FARMERS have been advised to adapt to climate change and technology to meet the food demands of Lesotho’s growing population.

United Nations Food and Agriculture Organization (FAO) Head of Programs Mr Mokitinyane Nthimo made the appeal during the recent World Food Day commemorations in Mokhotlong.

Mr Nthimo said it was imperative for farmers to find ways to adapt their agricultural methods to climate change because the phenomenon could not be avoided.

World Food Day is commemorated globally every year on 16 October in remembrance of the establishment of the FAO in 1945. It is also a day for raising awareness on food-related issues and taking stock of progress made towards reducing poverty and fighting hunger throughout the world.

This year’s theme focused on the need for agriculture to change in response to the changing climate, recognising that it would be impossible to achieve food security for all and eradicate hunger, malnutrition and poverty without adapting to changing climate.

Mr Nthimo said Lesotho had already suffered the effects of climate change and therefore people could not afford to sit and watch while the country experienced drought.

“There are technologies to ensure there is food all year round as we cannot have people suffer misery caused by drought. Something can be done to fight hunger and poverty,” Mr Nthimo said, adding they had distributed handouts to guide the public on adapting to climate change.
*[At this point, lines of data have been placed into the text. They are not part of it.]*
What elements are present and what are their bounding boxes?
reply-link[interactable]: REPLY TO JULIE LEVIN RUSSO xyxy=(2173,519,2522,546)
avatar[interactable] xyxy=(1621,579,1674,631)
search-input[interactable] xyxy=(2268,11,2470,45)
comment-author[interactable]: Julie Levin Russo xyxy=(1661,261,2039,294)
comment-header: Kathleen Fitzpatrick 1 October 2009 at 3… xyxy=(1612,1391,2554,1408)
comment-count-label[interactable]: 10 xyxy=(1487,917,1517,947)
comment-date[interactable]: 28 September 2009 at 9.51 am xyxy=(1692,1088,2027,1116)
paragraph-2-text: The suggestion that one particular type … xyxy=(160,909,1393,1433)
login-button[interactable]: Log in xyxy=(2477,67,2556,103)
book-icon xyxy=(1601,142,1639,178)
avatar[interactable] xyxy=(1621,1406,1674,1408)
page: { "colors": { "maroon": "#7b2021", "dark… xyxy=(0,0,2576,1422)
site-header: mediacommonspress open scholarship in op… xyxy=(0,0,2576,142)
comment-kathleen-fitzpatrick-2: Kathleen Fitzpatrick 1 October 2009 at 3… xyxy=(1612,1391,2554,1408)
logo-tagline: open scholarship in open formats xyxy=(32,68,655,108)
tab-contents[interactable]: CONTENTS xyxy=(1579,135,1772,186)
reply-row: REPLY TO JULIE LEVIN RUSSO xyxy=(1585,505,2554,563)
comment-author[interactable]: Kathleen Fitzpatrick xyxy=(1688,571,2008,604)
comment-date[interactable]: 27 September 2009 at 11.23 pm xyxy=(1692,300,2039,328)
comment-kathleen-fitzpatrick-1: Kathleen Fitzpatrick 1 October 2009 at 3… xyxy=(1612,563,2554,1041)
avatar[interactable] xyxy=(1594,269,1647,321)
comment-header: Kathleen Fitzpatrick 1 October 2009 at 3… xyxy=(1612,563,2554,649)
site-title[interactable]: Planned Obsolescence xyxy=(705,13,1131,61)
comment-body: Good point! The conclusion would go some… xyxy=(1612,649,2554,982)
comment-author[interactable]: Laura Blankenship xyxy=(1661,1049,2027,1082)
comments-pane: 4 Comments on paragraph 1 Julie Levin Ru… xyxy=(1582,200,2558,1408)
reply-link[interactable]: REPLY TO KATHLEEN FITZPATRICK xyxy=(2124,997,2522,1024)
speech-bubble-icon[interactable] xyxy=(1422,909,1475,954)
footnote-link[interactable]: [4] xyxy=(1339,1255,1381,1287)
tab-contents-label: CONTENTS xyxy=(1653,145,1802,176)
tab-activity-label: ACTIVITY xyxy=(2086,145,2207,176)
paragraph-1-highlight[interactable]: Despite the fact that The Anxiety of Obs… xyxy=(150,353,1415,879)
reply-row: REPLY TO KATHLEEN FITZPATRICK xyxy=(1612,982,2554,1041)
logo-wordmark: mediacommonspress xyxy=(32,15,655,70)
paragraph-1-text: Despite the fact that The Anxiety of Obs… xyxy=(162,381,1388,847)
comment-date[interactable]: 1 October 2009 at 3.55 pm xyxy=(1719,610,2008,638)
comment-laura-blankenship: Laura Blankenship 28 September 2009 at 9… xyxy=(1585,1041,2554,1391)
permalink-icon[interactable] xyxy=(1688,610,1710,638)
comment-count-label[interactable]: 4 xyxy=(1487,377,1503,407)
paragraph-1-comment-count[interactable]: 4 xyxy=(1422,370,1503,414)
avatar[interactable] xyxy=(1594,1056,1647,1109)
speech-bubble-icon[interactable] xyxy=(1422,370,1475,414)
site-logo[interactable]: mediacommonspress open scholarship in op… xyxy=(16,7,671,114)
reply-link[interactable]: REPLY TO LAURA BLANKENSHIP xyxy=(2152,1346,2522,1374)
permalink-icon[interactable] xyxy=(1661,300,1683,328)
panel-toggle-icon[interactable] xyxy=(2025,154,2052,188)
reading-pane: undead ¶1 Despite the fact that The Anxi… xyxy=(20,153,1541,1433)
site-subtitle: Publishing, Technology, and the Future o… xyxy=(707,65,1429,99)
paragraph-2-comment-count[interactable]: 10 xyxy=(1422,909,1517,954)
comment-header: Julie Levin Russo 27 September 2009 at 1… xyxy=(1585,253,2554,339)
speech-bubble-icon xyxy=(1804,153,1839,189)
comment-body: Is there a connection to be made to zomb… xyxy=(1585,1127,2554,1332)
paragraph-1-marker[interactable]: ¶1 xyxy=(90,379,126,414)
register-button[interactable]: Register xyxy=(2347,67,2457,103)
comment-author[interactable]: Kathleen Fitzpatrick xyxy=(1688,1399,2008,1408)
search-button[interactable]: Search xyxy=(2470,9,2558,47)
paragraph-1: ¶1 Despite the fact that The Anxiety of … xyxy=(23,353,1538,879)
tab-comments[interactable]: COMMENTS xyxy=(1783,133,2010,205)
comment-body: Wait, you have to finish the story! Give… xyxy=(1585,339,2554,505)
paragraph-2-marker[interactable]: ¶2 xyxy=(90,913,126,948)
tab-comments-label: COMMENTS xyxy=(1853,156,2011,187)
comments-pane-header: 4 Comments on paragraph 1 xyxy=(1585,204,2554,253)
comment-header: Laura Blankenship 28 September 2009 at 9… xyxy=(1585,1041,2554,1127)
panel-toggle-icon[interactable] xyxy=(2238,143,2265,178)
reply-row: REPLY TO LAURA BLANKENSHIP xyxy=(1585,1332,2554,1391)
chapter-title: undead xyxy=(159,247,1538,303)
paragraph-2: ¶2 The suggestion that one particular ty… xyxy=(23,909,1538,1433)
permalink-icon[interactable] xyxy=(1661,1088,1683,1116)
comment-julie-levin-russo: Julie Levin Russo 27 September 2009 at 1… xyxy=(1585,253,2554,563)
He said greenhouses and water harvesting strategies could be used to ensure there was always water for crops even after the rainy season.

According to a recent FAO press release, Lesotho is still battling to manage the impact of last year’s El-Nino induced drought. The Lesotho Vulnerability Assessment Committee (LVAC) Report released in May 2016 estimates that 680 000 people were in need of humanitarian assistance until the next harvest in May 2017.

The frequency of such devastating weather patterns was likely to increase with time and this demanded changes in the way the country conducted agriculture.

It was also noted that significant improvements in food security as well as resilience to climate change could be achieved through the introduction of sustainable agricultural practices.

FAO therefore urged the country’s agriculture sector to implement programmes that focused on climate change adaptation, including climate smart agriculture to improve resilience to climate-induced shocks and its impact on household food security.

It said such programmes were essential for Lesotho at a time when national production of the staple maize crop did not meet demand and where the nutrition situation was critical with more than 33 percent of children under the age of five experiencing stunted development.